Specify web-hook retry policies
Problem to solve
Web-hooks have a few sharp edges, including failure modes. For large complex projects with 100's of developers, webhooks and custom integrations are important for many reasons, but that means that disabling hooks and failing hooks can cause loss of data and cause systems to break.
Users have no way to tell us how important their processes are, and we have no way to distinguish nice-to-have messages that will tolerate failure to essential messages that must be delivered eventually.
Proposal
Allow webhooks to be associated with retry policies.
When a webhook cannot be delivered, either due to failure or because the webhook is disabled, we can store the message, and enqueue it either for immediate retry or eventual delivery once the webhook is re-enabled, ensuring no dropped messages.

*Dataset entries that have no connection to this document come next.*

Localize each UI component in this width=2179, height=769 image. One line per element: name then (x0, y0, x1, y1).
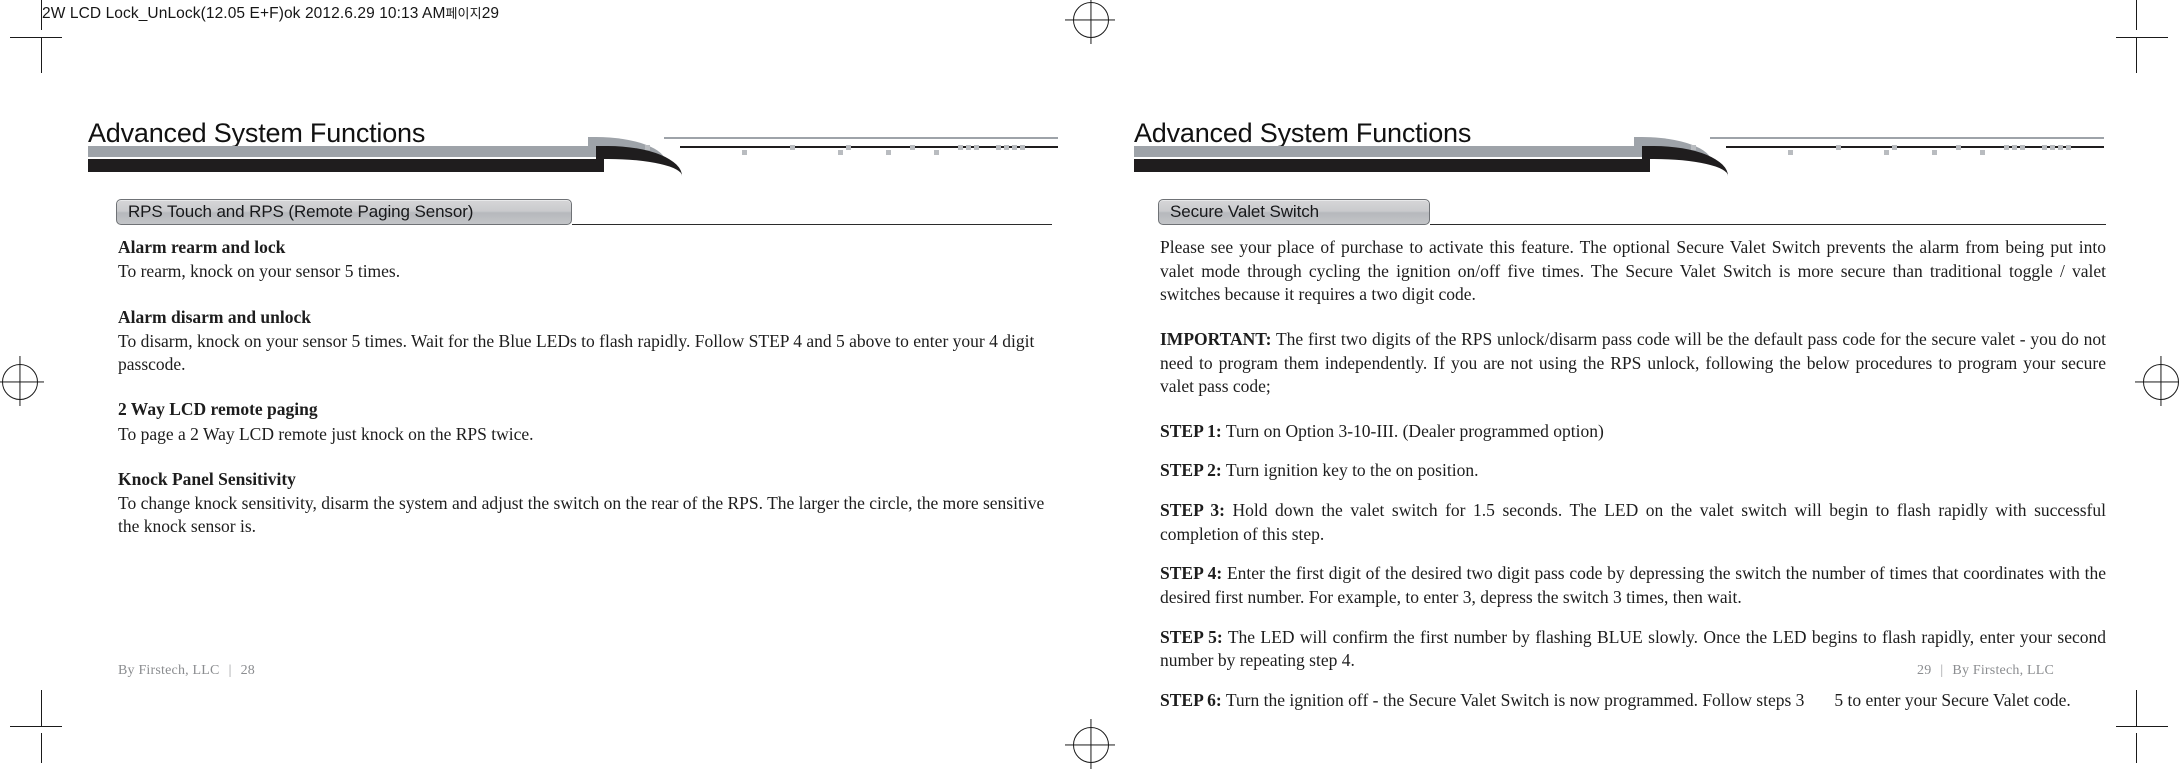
section-bar-rps-touch: RPS Touch and RPS (Remote Paging Sensor) (116, 199, 572, 225)
swoosh-black-tail (680, 146, 1058, 149)
right-header-swoosh (1134, 137, 2104, 177)
swoosh-gray-tail (1710, 137, 2104, 140)
step-body: Hold down the valet switch for 1.5 secon… (1160, 500, 2106, 544)
swoosh-black-riser (596, 146, 682, 185)
header-tick (966, 145, 971, 150)
body-block-lcd-paging: 2 Way LCD remote paging To page a 2 Way … (118, 398, 1062, 446)
left-section-bar-wrap: RPS Touch and RPS (Remote Paging Sensor) (116, 199, 572, 225)
header-tick (2066, 145, 2071, 150)
page-right: Advanced System Functions Secure Valet S… (1089, 0, 2179, 763)
header-tick (1012, 145, 1017, 150)
important-body: The first two digits of the RPS unlock/d… (1160, 328, 2107, 397)
header-tick (1956, 145, 1961, 150)
step-body: Enter the first digit of the desired two… (1160, 563, 2106, 607)
left-header-swoosh (88, 137, 1058, 177)
section-bar-label: RPS Touch and RPS (Remote Paging Sensor) (128, 202, 474, 221)
step-label: STEP 6: (1160, 689, 1222, 710)
header-tick (790, 145, 795, 150)
section-bar-label: Secure Valet Switch (1170, 202, 1319, 221)
header-tick (974, 145, 979, 150)
header-tick (2058, 145, 2063, 150)
header-tick (910, 145, 915, 150)
header-tick (1932, 150, 1937, 155)
swoosh-black-bar (88, 159, 604, 172)
important-label: IMPORTANT: (1160, 328, 1272, 349)
right-body-copy: Please see your place of purchase to act… (1160, 236, 2106, 712)
block-heading: Knock Panel Sensitivity (118, 468, 296, 489)
header-tick (1892, 145, 1897, 150)
step-item-2: STEP 2: Turn ignition key to the on posi… (1160, 459, 2106, 483)
left-footer: By Firstech, LLC | 28 (118, 663, 255, 679)
swoosh-black-tail (1726, 146, 2104, 149)
header-tick (958, 145, 963, 150)
header-tick (1884, 150, 1889, 155)
step-item-1: STEP 1: Turn on Option 3-10-III. (Dealer… (1160, 420, 2106, 444)
header-tick (2004, 145, 2009, 150)
header-tick (1788, 150, 1793, 155)
header-tick (742, 150, 747, 155)
footer-separator: | (228, 663, 232, 678)
header-tick (846, 145, 851, 150)
footer-separator: | (1940, 663, 1944, 678)
block-body: To page a 2 Way LCD remote just knock on… (118, 423, 534, 444)
header-tick (1004, 145, 1009, 150)
header-tick (645, 145, 650, 150)
body-block-knock-sensitivity: Knock Panel Sensitivity To change knock … (118, 468, 1062, 539)
swoosh-gray-bar (1134, 146, 1642, 157)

These retry policies could include:
- drop: as current - allow messages to be dropped.
- retry up to N times: attempt to send each message up to N times, then enqueue. Enqueue without retries if the webhook is disabled.
- enqueue: never retry, but place failed messages in a queue that a maintainer can manually set to send, or will be sent as soon as the webhook is re-enabed.
- something else?
Due to the need for this at larger organizations, and the cost of storing these records (and potential abuse), this would be a good candidate for an EE feature, especially if storage is allowed to be open-ended.